Restic is a modern backup program that can back up your files:
from Linux, BSD, Mac and Windows
to many different storage types, including self-hosted and online services
easily, being a single executable that you can run without a server or complex setup
effectively, only transferring the parts that actually changed in the files you back up
securely, by careful use of cryptography in every part of the process
verifiably, enabling you to make sure that your files can be restored when needed
freely - restic is entirely free to use and completely open source
Easy: Doing backups should be a frictionless process, otherwise you are tempted to skip it. Restic should be easy to configure and use, so that in the unlikely event of a data loss you can just restore it. Likewise, restoring data should not be complicated.
Fast: Backing up your data with restic should only be limited by your network or hard disk bandwidth so that you can backup your files every day. Nobody does backups if it takes too much time. Restoring backups should only transfer data that is needed for the files that are to be restored, so that this process is also fast.
Verifiable: Much more important than backup is restore, so restic enables you to easily verify that all data can be restored.
Secure: Restic uses cryptography to guarantee confidentiality and integrity of your data. The location the backup data is stored is assumed not to be a trusted environment (e.g. a shared space where others like system administrators are able to access your backups). Restic is built to secure your data against such attackers.
Comments and Reviews
Very secure backup. Works quite well and fast. I use it for local backup nothing fancy, Restic don't have GUI, only from the console, but is very easy to use. Basically you need 3 commands backup, snapshots (list backups) and forget/prune (delete) ok 4 commands, one more to restore :)
Super quick tutorial
Preparing a new repository, it create an encrypted backup folder in Restic. Here is were everything goes.
1) Backing up
2) Listing all snapshots
3) Restoring from a snapshot
4) Remove a single snapshot
Maintenance
Check the repository for errors (Run regularly) It is advisable to run restic check after pruning.
Remove old cache
Remove unneeded data from the repository
To avoid asking for the password or the repository (Optional) set the following variables:
If you set the variables, from now on, to the the backup just do:
Basic example for automatic backup
From Windows (if you have bash) you can use Task Sheduler and set the "Program" to bash.exe and the "Arguments" to the script C:\restic_backup.sh For Linux you can use Cron.
Here is the script.
Deja Dup (GNOME), available as a Flatpak or on many other Distro packages, integrated Restic in its GUI as backup client, still in "unstable" phase.

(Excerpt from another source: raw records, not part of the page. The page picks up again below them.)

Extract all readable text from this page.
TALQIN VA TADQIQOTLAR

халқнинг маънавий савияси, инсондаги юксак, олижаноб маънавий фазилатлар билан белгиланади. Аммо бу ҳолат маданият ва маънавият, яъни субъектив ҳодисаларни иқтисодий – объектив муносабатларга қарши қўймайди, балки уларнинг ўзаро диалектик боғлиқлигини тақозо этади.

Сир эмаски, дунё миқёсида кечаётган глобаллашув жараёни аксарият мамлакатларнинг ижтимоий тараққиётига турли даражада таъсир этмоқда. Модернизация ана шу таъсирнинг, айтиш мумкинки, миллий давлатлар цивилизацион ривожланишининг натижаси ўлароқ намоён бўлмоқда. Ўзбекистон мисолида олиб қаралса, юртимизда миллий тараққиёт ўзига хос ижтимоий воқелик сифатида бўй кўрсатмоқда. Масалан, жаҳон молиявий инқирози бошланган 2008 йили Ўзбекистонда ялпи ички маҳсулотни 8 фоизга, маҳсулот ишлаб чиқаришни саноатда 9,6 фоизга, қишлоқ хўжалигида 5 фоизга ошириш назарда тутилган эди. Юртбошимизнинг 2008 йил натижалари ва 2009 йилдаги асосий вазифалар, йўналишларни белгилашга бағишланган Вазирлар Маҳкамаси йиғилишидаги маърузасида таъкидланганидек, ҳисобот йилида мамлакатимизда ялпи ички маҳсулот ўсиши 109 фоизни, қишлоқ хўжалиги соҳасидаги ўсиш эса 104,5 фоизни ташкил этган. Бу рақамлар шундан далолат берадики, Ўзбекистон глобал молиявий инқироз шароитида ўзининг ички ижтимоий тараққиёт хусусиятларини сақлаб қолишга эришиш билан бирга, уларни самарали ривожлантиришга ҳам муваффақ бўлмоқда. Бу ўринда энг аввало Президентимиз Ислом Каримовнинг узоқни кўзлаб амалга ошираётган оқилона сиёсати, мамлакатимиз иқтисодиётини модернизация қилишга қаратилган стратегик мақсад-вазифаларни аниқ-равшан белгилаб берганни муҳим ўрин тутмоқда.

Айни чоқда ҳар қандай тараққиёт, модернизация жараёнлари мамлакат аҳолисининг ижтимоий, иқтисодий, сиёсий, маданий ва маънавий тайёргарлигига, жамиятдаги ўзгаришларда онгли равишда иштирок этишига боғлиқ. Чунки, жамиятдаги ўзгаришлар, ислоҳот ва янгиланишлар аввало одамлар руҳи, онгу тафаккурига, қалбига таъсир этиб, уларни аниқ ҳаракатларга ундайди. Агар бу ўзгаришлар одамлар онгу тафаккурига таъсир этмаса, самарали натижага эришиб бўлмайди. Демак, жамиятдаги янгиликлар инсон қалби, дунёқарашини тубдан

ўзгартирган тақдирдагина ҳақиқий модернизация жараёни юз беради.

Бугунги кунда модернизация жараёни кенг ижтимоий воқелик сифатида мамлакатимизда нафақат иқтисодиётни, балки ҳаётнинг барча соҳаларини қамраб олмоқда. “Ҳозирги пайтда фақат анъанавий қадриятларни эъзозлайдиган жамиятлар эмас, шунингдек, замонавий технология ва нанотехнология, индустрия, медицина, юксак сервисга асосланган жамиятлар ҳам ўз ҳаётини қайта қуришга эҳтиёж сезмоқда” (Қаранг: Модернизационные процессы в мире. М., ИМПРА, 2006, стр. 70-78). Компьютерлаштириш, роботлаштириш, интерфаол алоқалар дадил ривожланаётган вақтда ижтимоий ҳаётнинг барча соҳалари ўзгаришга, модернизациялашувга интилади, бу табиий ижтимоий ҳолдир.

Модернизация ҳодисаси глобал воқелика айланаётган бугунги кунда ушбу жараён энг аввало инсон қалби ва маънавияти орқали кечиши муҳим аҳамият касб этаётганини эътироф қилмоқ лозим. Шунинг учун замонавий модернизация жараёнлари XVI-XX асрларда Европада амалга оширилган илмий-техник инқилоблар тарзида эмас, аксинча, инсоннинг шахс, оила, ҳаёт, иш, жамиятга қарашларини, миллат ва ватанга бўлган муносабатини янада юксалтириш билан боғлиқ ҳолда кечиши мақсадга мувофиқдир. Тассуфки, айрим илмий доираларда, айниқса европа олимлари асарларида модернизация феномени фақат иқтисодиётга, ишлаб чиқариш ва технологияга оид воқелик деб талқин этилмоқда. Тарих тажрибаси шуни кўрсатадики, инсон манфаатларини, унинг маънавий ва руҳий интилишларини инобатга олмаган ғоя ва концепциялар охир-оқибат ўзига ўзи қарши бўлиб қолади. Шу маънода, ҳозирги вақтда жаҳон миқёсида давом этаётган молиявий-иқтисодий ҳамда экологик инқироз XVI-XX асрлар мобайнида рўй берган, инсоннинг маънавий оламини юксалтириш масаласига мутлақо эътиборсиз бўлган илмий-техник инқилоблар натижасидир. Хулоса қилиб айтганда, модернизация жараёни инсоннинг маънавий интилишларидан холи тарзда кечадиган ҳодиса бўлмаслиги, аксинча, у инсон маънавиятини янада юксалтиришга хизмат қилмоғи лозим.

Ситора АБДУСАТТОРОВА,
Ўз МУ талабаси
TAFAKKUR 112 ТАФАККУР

Very secure and easy to use backup client. And now supports file compression on default! (v 0.14 or newer)
Download a single executable that just works; which is available for multiple operating systems. Which does elegant stream deduplication (inserts in files are much better handled compared to regular block deduplication), and which is one of the fastest comparable. Which happens to be foss but not fuzz. Offers just a CLI. And even allows data from piped commands to be back-upped (think pg_dump) and saves almost only the differences. Using some smart setups you can even deduplicate across machines... What isn't there to love?
As advertised it is fast, efficient, verifiable. It is not obvious how to begin with, but the documentation is pretty good and once started it is very powerful. Summarizing it can do incremental encrypted backups in the cloud or local, and the backups can be mounted.
I will use it for my personal backups.
duply & duplicity fan here. I must admit, that the restic VERY good tool (better in my opinion then borg, and a little bit better then duplicity). It's doing really fast backups, really effective space consuming. Restoring pretty easy too.
The problem over the tool, why I set just 4 stars, that entry point very hard.
But with something like the code below, you can minimize headache.
Script: (bash): https://paste.ee/p/etJXh
Just add your own parameters, and own paths, and the script will work fine for you.
Please include the code into your review, for it to be really helpful to users of AlternativeTo.net
Thank you.
Reply written Aug 2, 2020
Restic has no GUI yet . No plans to implement it either . So it remains confined to hard core developers .
This comment is too old (2018), just for clarification, is not for "hard core developers" you don't either need to be an developers to use Restic.
Reply written Oct 22, 2020
I agree that it is not for "hard core developers", but given that it needs to be configured and ran on the command line, it is likely that people who successfully use it also have some development or admin skills.